Microsoft COO sees gradual recovery, client caution
Microsoft is still seeing a lot of interest in its Windows 7 computer software launched last year and a new budget cycle will help a gradual recovery in business spending, its chief operating officer said.
We have a lot of interest in the Windows 7 refresh, Kevin Turner told an audience at the London School of Economics on Wednesday. There's lots of momentum around that.
Turner said Microsoft would sell 300 million copies this year of Windows 7, the new version of the software that runs more than nine in 10 of the world's PCs, but said the picture was mixed globally, with varying rates of economic recovery.
The company has sold 90 million copies of Windows 7 so far since its October 2009 launch.
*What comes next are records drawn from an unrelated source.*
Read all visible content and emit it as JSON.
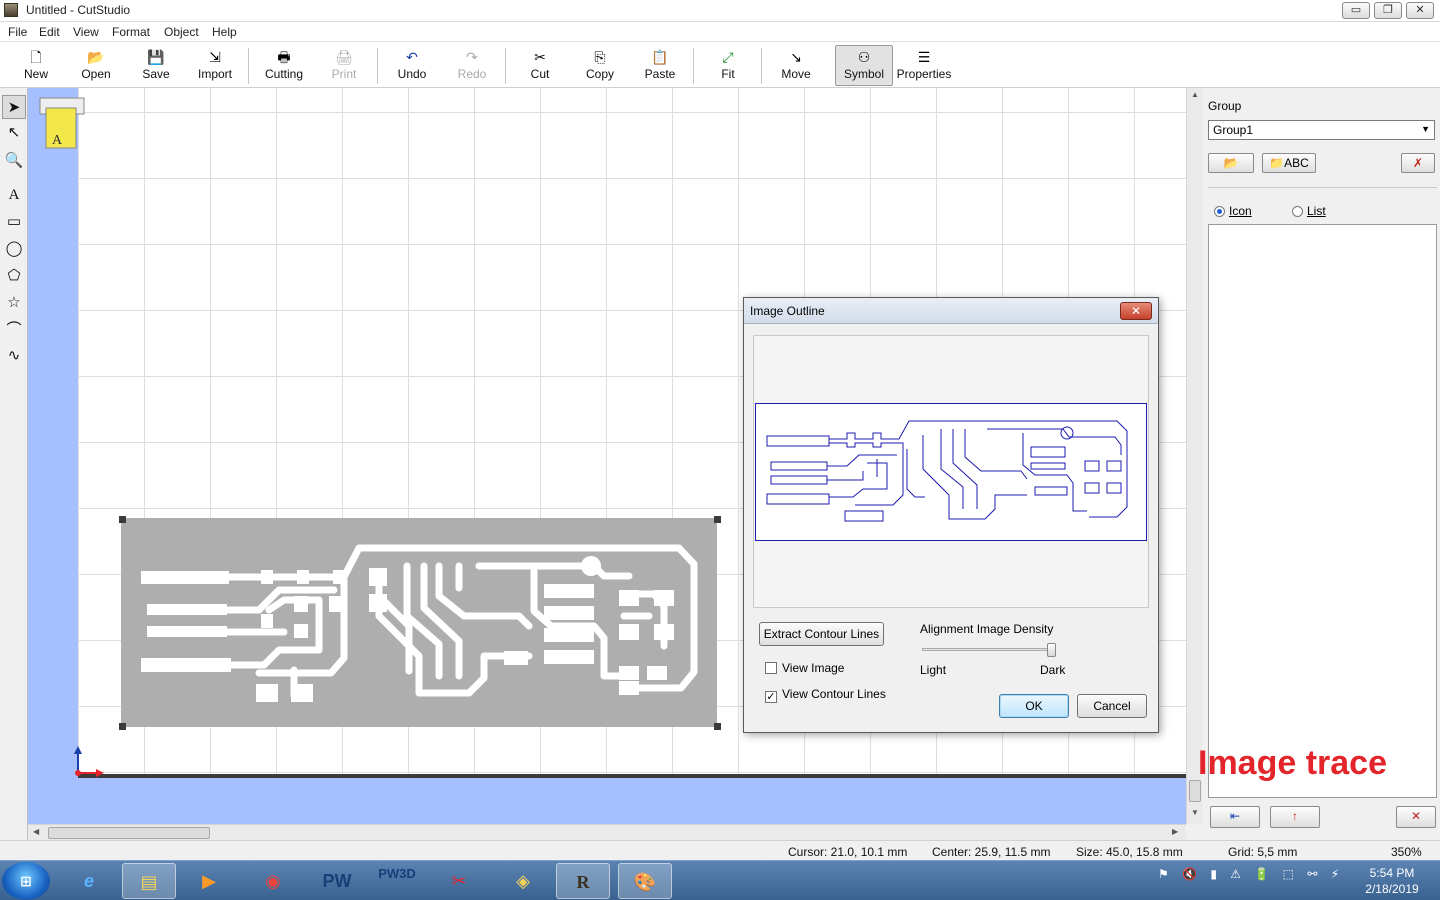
{
  "window": {
    "title": "Untitled - CutStudio",
    "min_label": "▭",
    "restore_label": "❐",
    "close_label": "✕"
  },
  "menu": [
    "File",
    "Edit",
    "View",
    "Format",
    "Object",
    "Help"
  ],
  "toolbar": [
    {
      "name": "new",
      "label": "New",
      "icon": "🗋",
      "enabled": true
    },
    {
      "name": "open",
      "label": "Open",
      "icon": "📂",
      "enabled": true
    },
    {
      "name": "save",
      "label": "Save",
      "icon": "💾",
      "enabled": true
    },
    {
      "name": "import",
      "label": "Import",
      "icon": "⇲",
      "enabled": true
    },
    {
      "name": "cutting",
      "label": "Cutting",
      "icon": "🖶",
      "enabled": true
    },
    {
      "name": "print",
      "label": "Print",
      "icon": "🖨",
      "enabled": false
    },
    {
      "name": "undo",
      "label": "Undo",
      "icon": "↶",
      "enabled": true
    },
    {
      "name": "redo",
      "label": "Redo",
      "icon": "↷",
      "enabled": false
    },
    {
      "name": "cut",
      "label": "Cut",
      "icon": "✂",
      "enabled": true
    },
    {
      "name": "copy",
      "label": "Copy",
      "icon": "⎘",
      "enabled": true
    },
    {
      "name": "paste",
      "label": "Paste",
      "icon": "📋",
      "enabled": true
    },
    {
      "name": "fit",
      "label": "Fit",
      "icon": "⤢",
      "enabled": true
    },
    {
      "name": "move",
      "label": "Move",
      "icon": "↘",
      "enabled": true
    },
    {
      "name": "symbol",
      "label": "Symbol",
      "icon": "⚇",
      "enabled": true,
      "active": true
    },
    {
      "name": "properties",
      "label": "Properties",
      "icon": "☰",
      "enabled": true
    }
  ],
  "left_tools": [
    {
      "name": "select-arrow",
      "icon": "➤",
      "selected": true
    },
    {
      "name": "edit-points",
      "icon": "↖"
    },
    {
      "name": "zoom",
      "icon": "🔍"
    },
    {
      "name": "text",
      "icon": "A"
    },
    {
      "name": "rectangle",
      "icon": "▭"
    },
    {
      "name": "ellipse",
      "icon": "◯"
    },
    {
      "name": "polygon",
      "icon": "⬠"
    },
    {
      "name": "star",
      "icon": "☆"
    },
    {
      "name": "polyline",
      "icon": "⌒"
    },
    {
      "name": "curve",
      "icon": "∿"
    }
  ],
  "right_panel": {
    "group_label": "Group",
    "group_value": "Group1",
    "text_button": "ABC",
    "view_icon_label": "Icon",
    "view_list_label": "List",
    "view_selected": "Icon"
  },
  "annotation": "Image trace",
  "dialog": {
    "title": "Image Outline",
    "close_label": "✕",
    "extract_button": "Extract Contour Lines",
    "density_label": "Alignment Image Density",
    "density_light": "Light",
    "density_dark": "Dark",
    "density_value": 0.97,
    "view_image_label": "View Image",
    "view_image_checked": false,
    "view_contour_label": "View Contour Lines",
    "view_contour_checked": true,
    "ok_label": "OK",
    "cancel_label": "Cancel"
  },
  "status": {
    "cursor": "Cursor: 21.0, 10.1 mm",
    "center": "Center: 25.9, 11.5 mm",
    "size": "Size: 45.0, 15.8 mm",
    "grid": "Grid: 5,5 mm",
    "zoom": "350%"
  },
  "taskbar": {
    "start_label": "⊞",
    "items": [
      {
        "name": "internet-explorer",
        "label": "e",
        "open": false
      },
      {
        "name": "file-explorer",
        "label": "▤",
        "open": true
      },
      {
        "name": "media-player",
        "label": "▶",
        "open": false
      },
      {
        "name": "chrome",
        "label": "◉",
        "open": false
      },
      {
        "name": "pw",
        "label": "PW",
        "open": false
      },
      {
        "name": "pw3d",
        "label": "PW3D",
        "open": false
      },
      {
        "name": "scissors-app",
        "label": "✂",
        "open": false
      },
      {
        "name": "cutting-app",
        "label": "◈",
        "open": false
      },
      {
        "name": "cutstudio",
        "label": "R",
        "open": true
      },
      {
        "name": "paint",
        "label": "🎨",
        "open": true
      }
    ],
    "tray_icons": "⚑ 🔇 ▮ ⚠ 🔋 ⬚ ⚯ ⚡",
    "time": "5:54 PM",
    "date": "2/18/2019"
  },
  "colors": {
    "accent": "#1e5fd0",
    "annotation": "#e3242b",
    "canvas_bg": "#a5bfff",
    "pcb_fill": "#aeaeae",
    "contour": "#1b1bb0"
  }
}
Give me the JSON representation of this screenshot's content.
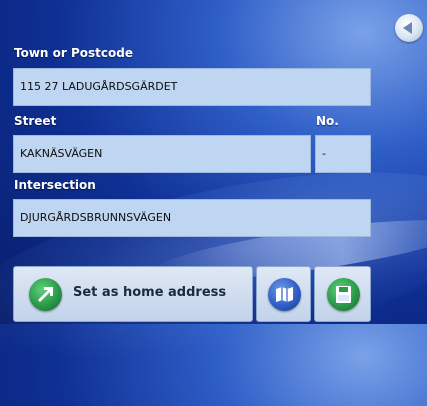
{
  "labels": {
    "town": "Town or Postcode",
    "street": "Street",
    "number": "No.",
    "intersection": "Intersection"
  },
  "fields": {
    "town": "115 27 LADUGÅRDSGÄRDET",
    "street": "KAKNÄSVÄGEN",
    "number": "-",
    "intersection": "DJURGÅRDSBRUNNSVÄGEN"
  },
  "buttons": {
    "home": "Set as home address",
    "map_icon": "map-icon",
    "save_icon": "save-icon",
    "back_icon": "back-arrow-icon"
  },
  "colors": {
    "field_bg": "#bfd6f2",
    "label_text": "#ffffff",
    "icon_green": "#2a9a4a"
  }
}
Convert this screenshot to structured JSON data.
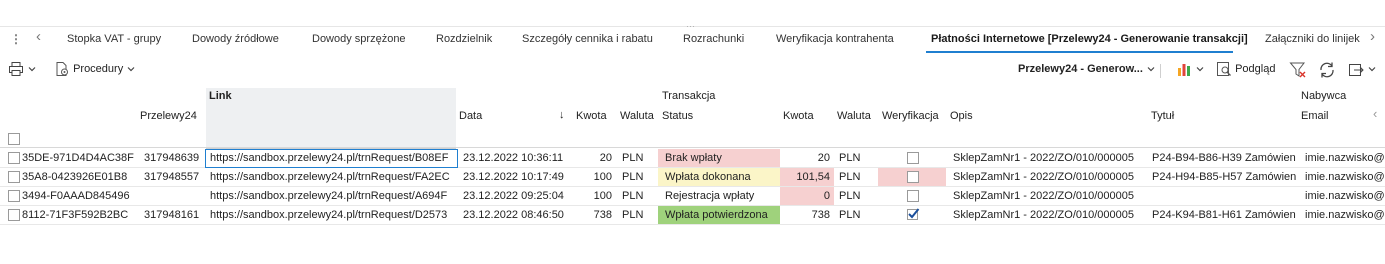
{
  "tabs": {
    "items": [
      {
        "label": "Stopka VAT - grupy",
        "active": false
      },
      {
        "label": "Dowody źródłowe",
        "active": false
      },
      {
        "label": "Dowody sprzężone",
        "active": false
      },
      {
        "label": "Rozdzielnik",
        "active": false
      },
      {
        "label": "Szczegóły cennika i rabatu",
        "active": false
      },
      {
        "label": "Rozrachunki",
        "active": false
      },
      {
        "label": "Weryfikacja kontrahenta",
        "active": false
      },
      {
        "label": "Płatności Internetowe [Przelewy24 - Generowanie transakcji]",
        "active": true
      },
      {
        "label": "Załączniki do linijek",
        "active": false
      }
    ],
    "more_glyph": "⋮",
    "prev_glyph": "‹",
    "next_glyph": "›",
    "grip_glyph": "⋯"
  },
  "toolbar": {
    "procedures_label": "Procedury",
    "view_selector_label": "Przelewy24 - Generow...",
    "preview_label": "Podgląd"
  },
  "grid": {
    "group_headers": {
      "link": "Link",
      "transakcja": "Transakcja",
      "nabywca": "Nabywca"
    },
    "columns": {
      "przelewy24": "Przelewy24",
      "data": "Data",
      "kwota": "Kwota",
      "waluta": "Waluta",
      "status": "Status",
      "kwota2": "Kwota",
      "waluta2": "Waluta",
      "weryfikacja": "Weryfikacja",
      "opis": "Opis",
      "tytul": "Tytuł",
      "email": "Email"
    },
    "rows": [
      {
        "id": "35DE-971D4D4AC38F",
        "p24": "317948639",
        "link": "https://sandbox.przelewy24.pl/trnRequest/B08EF",
        "data": "23.12.2022 10:36:11",
        "kwota": "20",
        "waluta": "PLN",
        "status": "Brak wpłaty",
        "status_color": "#f6d0d0",
        "kwota2": "20",
        "kwota2_color": "",
        "waluta2": "PLN",
        "wer_checked": false,
        "wer_bg": "",
        "opis": "SklepZamNr1 - 2022/ZO/010/000005",
        "tytul": "P24-B94-B86-H39 Zamówien",
        "email": "imie.nazwisko@"
      },
      {
        "id": "35A8-0423926E01B8",
        "p24": "317948557",
        "link": "https://sandbox.przelewy24.pl/trnRequest/FA2EC",
        "data": "23.12.2022 10:17:49",
        "kwota": "100",
        "waluta": "PLN",
        "status": "Wpłata dokonana",
        "status_color": "#fbf5c8",
        "kwota2": "101,54",
        "kwota2_color": "#f6d0d0",
        "waluta2": "PLN",
        "wer_checked": false,
        "wer_bg": "#f6d0d0",
        "opis": "SklepZamNr1 - 2022/ZO/010/000005",
        "tytul": "P24-H94-B85-H57 Zamówien",
        "email": "imie.nazwisko@"
      },
      {
        "id": "3494-F0AAAD845496",
        "p24": "",
        "link": "https://sandbox.przelewy24.pl/trnRequest/A694F",
        "data": "23.12.2022 09:25:04",
        "kwota": "100",
        "waluta": "PLN",
        "status": "Rejestracja wpłaty",
        "status_color": "",
        "kwota2": "0",
        "kwota2_color": "#f6d0d0",
        "waluta2": "PLN",
        "wer_checked": false,
        "wer_bg": "",
        "opis": "SklepZamNr1 - 2022/ZO/010/000005",
        "tytul": "",
        "email": "imie.nazwisko@"
      },
      {
        "id": "8112-71F3F592B2BC",
        "p24": "317948161",
        "link": "https://sandbox.przelewy24.pl/trnRequest/D2573",
        "data": "23.12.2022 08:46:50",
        "kwota": "738",
        "waluta": "PLN",
        "status": "Wpłata potwierdzona",
        "status_color": "#9fd27c",
        "kwota2": "738",
        "kwota2_color": "",
        "waluta2": "PLN",
        "wer_checked": true,
        "wer_bg": "",
        "opis": "SklepZamNr1 - 2022/ZO/010/000005",
        "tytul": "P24-K94-B81-H61 Zamówien",
        "email": "imie.nazwisko@"
      }
    ]
  },
  "colors": {
    "accent": "#1f7fd0"
  }
}
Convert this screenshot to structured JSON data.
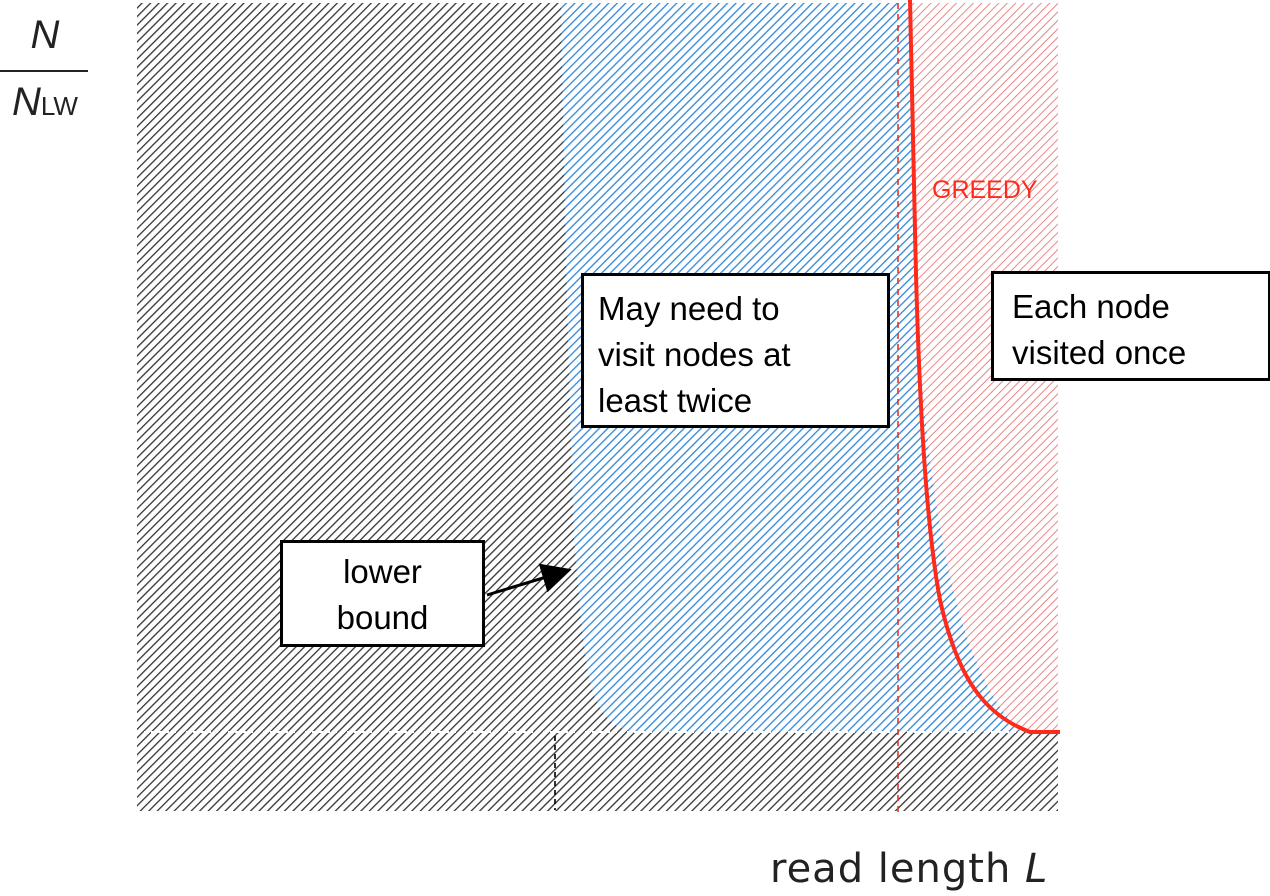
{
  "axes": {
    "y_numerator": "N",
    "y_denominator": "N",
    "y_denominator_sub": "LW",
    "x_label_text": "read length",
    "x_label_var": "L"
  },
  "regions": {
    "middle_box_lines": [
      "May need to",
      "visit nodes at",
      "least twice"
    ],
    "right_box_lines": [
      "Each node",
      "visited once"
    ],
    "lower_bound_lines": [
      "lower",
      "bound"
    ]
  },
  "curve_label": "GREEDY",
  "colors": {
    "black_hatch": "#333333",
    "blue_hatch": "#2f86d8",
    "red_hatch": "#e87878",
    "greedy_curve": "#ff2a1a",
    "box_border": "#000000"
  }
}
One absolute I can tell you is that at least in 2010 most people are on new budget cycles, which is helpful, but ... they're still being conservative, he said. I think it's going to be more a gradual thing.
Microsoft shares were up 0.4 percent in New York at 1520 GMT.
Strong sales of Windows 7 helped Microsoft post a bigger-than-expected 60 percent jump in quarterly profit in January, and it said it expected business technology spending to recover this year. But the world's biggest software company made no specific profit or revenue forecasts, citing economic volatility.
BACK TO BUSINESS
In his speech, Turner said it was time to get back to business after what Microsoft has repeatedly called an economic reset, rather than just a recession from which the world economy would simply recover.
He said Microsoft's own spending would not return to previous levels in many areas after cost cuts, but Microsoft was at the same time increasing research and development spending to a record $9.5 billion this year, more than any company.
Microsoft was keen to invest in fast-growing, emerging economies, Turner said, but would continue to be cautious about China because of widespread piracy.
Until we can work with China to respect intellectual property -- I think the last numbers I got were about 98 percent usage share and about 10 percent paid share -- I think it's a real barrier from a software standpoint, he said.
Clearly, there's work to be done by the Chinese government to improve IPR (intellectual property rights), or else that nation won't achieve its potential, in our view.
Asked about rival Google, whose activities Microsoft has urged competitors to complain about to competition regulators, Turner said: Every competitor we have makes us a better company.
He did not comment specifically on complaints to the European Commission about Google's practices -- some of which Google has said came from companies related to Microsoft.